I think it may be the sci-fi. Chuck is at the far end of the genre’s spectrum from, say, Star Trek, which always went to pains to offer a scientifically plausible explanation for its fictional science. Chuck doesn’t do that. Chuck just tells viewers Chuck uploaded the Intersect into his head and then asks us to go with it. And we do.
(An expert’s take follows after the jump. Don’t forget to check out PleaseSaveChuck.com for the lastest news on efforts convince NBC to save the show. Also check out Chuck editor Matt Barber’s excellent update site.)
I’m in a little over my head discussing the vagaries of sci-fi, so I turned to an expert, Michael Hinman, the founder and site coordinator of sci-fi bastion Airlock Alpha. Hinman says the genre has become muddled with traditional dramas in recent years.

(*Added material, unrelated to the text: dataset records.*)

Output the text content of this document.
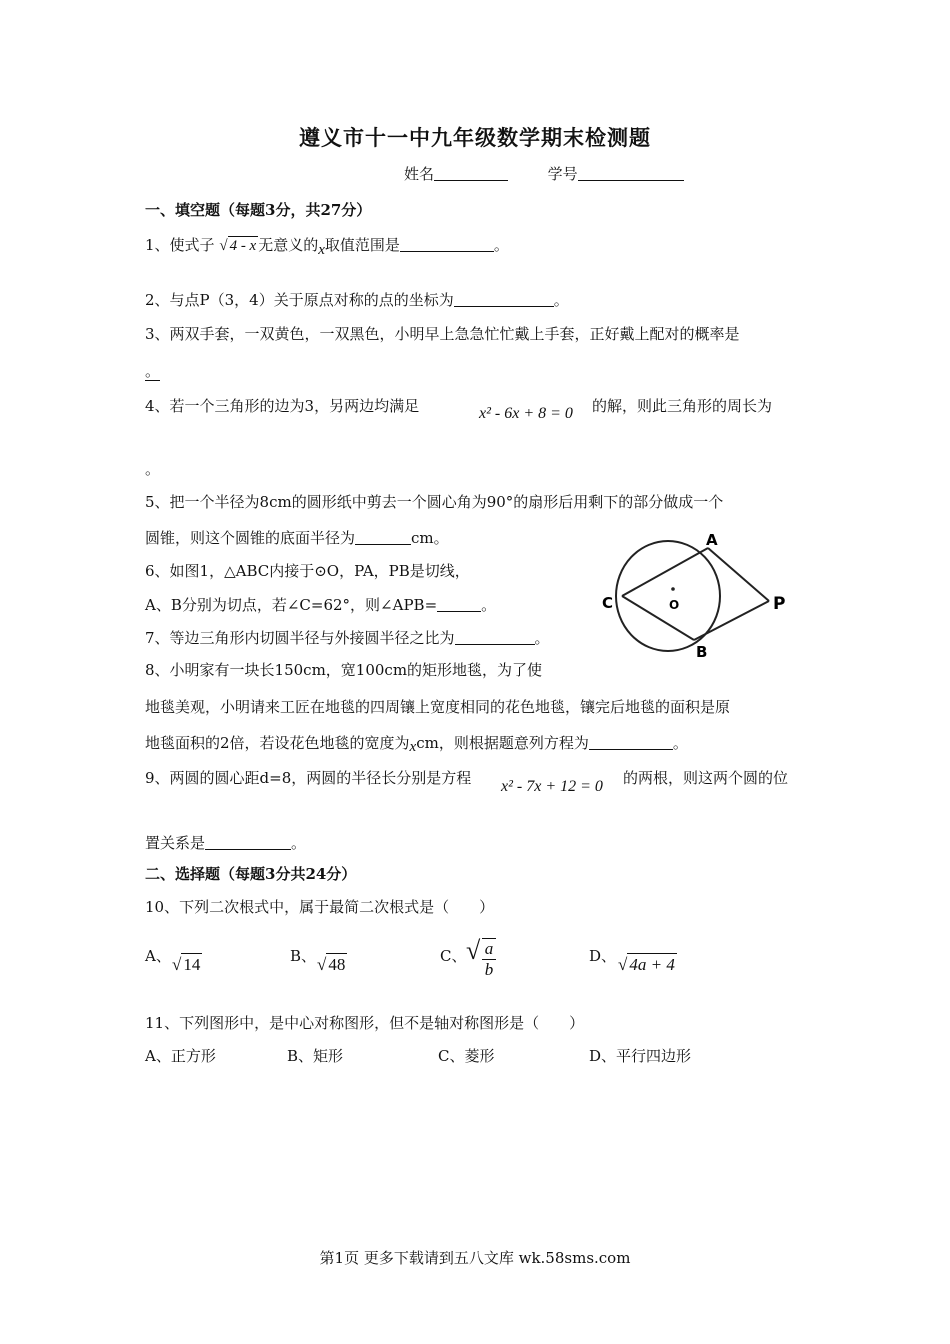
遵义市十一中九年级数学期末检测题
姓名	学号
一、填空题（每题3分，共27分）
1、使式子 √ 4 - x 无意义的x取值范围是	。
2、与点P（3，4）关于原点对称的点的坐标为	。
3、两双手套，一双黄色，一双黑色，小明早上急急忙忙戴上手套，正好戴上配对的概率是
。
4、若一个三角形的边为3，另两边均满足	x² - 6x + 8 = 0 的解，则此三角形的周长为
。
5、把一个半径为8cm的圆形纸中剪去一个圆心角为90°的扇形后用剩下的部分做成一个
圆锥，则这个圆锥的底面半径为	cm。
6、如图1，△ABC内接于⊙O，PA，PB是切线，
A、B分别为切点，若∠C=62°，则∠APB=	。
A
B
C	O	P
7、等边三角形内切圆半径与外接圆半径之比为	。
8、小明家有一块长150cm，宽100cm的矩形地毯，为了使
地毯美观，小明请来工匠在地毯的四周镶上宽度相同的花色地毯，镶完后地毯的面积是原
地毯面积的2倍，若设花色地毯的宽度为xcm，则根据题意列方程为	。
9、两圆的圆心距d=8，两圆的半径长分别是方程 x² - 7x + 12 = 0 的两根，则这两个圆的位
置关系是	。
二、选择题（每题3分共24分）
10、下列二次根式中，属于最简二次根式是（　　）
A、 √ 14	B、 √ 48	C、 √ a
b
D、 √ 4a + 4
11、下列图形中，是中心对称图形，但不是轴对称图形是（　　）
A、正方形	B、矩形	C、菱形	D、平行四边形
第1页 更多下载请到五八文库 wk.58sms.com
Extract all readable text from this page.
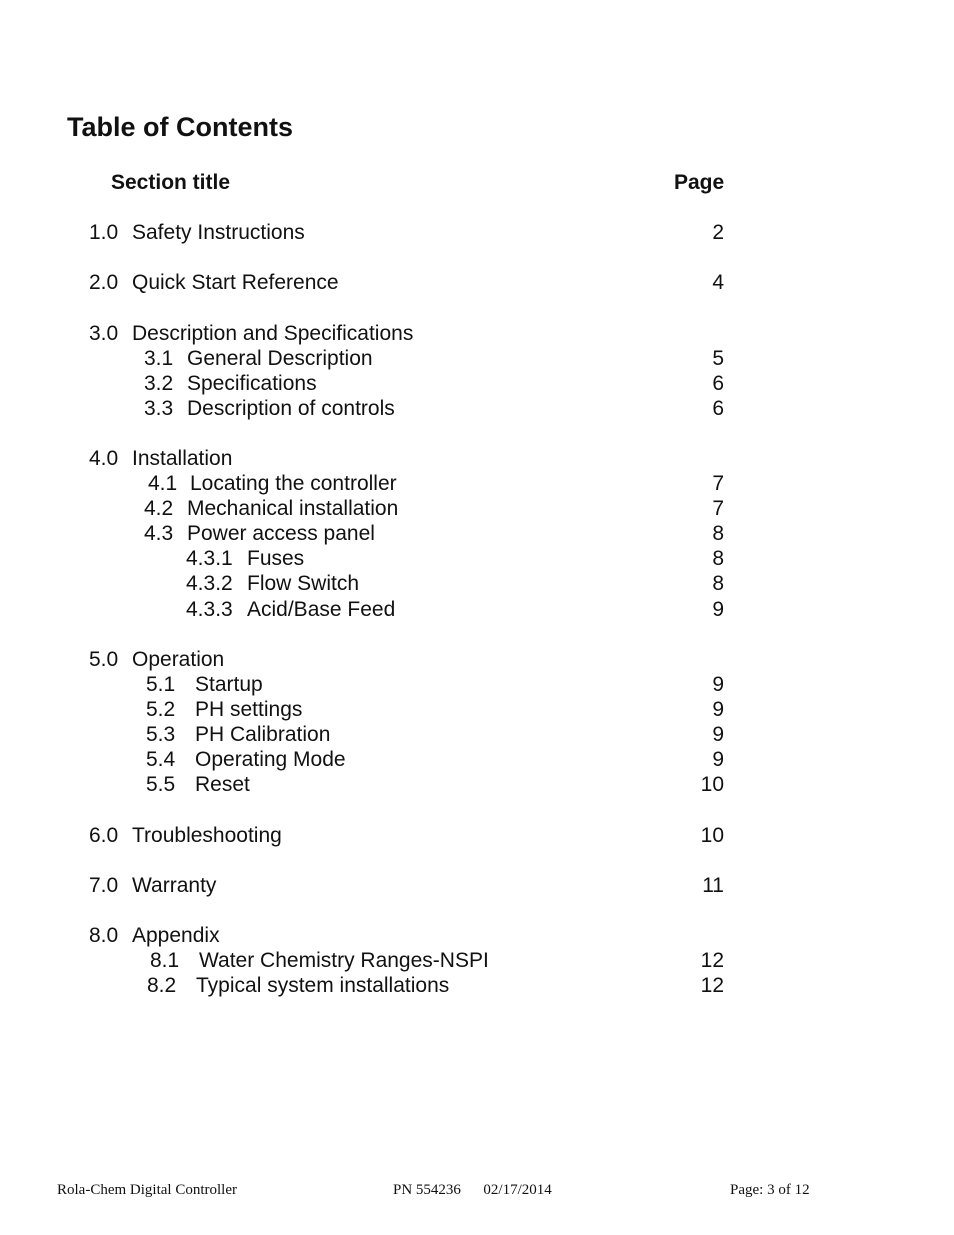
Table of Contents
Section title	Page
1.0 Safety Instructions	2
2.0 Quick Start Reference	4
3.0 Description and Specifications
3.1 General Description	5
3.2 Specifications	6
3.3 Description of controls	6
4.0 Installation
4.1 Locating the controller	7
4.2 Mechanical installation	7
4.3 Power access panel	8
4.3.1 Fuses	8
4.3.2 Flow Switch	8
4.3.3 Acid/Base Feed	9
5.0 Operation
5.1 Startup	9
5.2 PH settings	9
5.3 PH Calibration	9
5.4 Operating Mode	9
5.5 Reset	10
6.0 Troubleshooting	10
7.0 Warranty	11
8.0 Appendix
8.1 Water Chemistry Ranges-NSPI	12
8.2 Typical system installations	12
Rola-Chem Digital Controller	PN 554236      02/17/2014	Page: 3 of 12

“When we were all younger, science-fiction and fantasy shows were easy to spot because they had aliens, were in space, took place in medieval times with wizards, or used lasers and robots,” Hinman said today via e-mail. “But it is becoming harder and harder to determine what exactly is science-fiction and what isn’t.”
The site took some flack but was eventually vindicated for deciding to cover Lost when it launched in 2004. A quasi-mystical show like Eli Stone, meanwhile, took some discernment to rule out covering.
Still, it was the onslaught of genre programming that kept AirlockAlpha from covering Chuck (though the site did track its ratings and mention it in that coverage), and not any question of the show’s sci-fi credentials. In fact, if NBC renews the show, the site might just make room for it, given the number of shows that were cut for 2009-10, according to Hinman.
“Sadly, sci-fi still attracts mostly older viewers,” Hinman said, “and while Chuck might be strong with the younger crowd, it’s not yet a big enough crowd to make too much of a dent into the overall sci-fi audience.”
Another show, by the way, that is unquestionably sci-fi garnered widespread coverage, pulled abysmal ratings anyway and yet was picked up by NBC for the fall regardless, Hinman points out. That show? Heroes.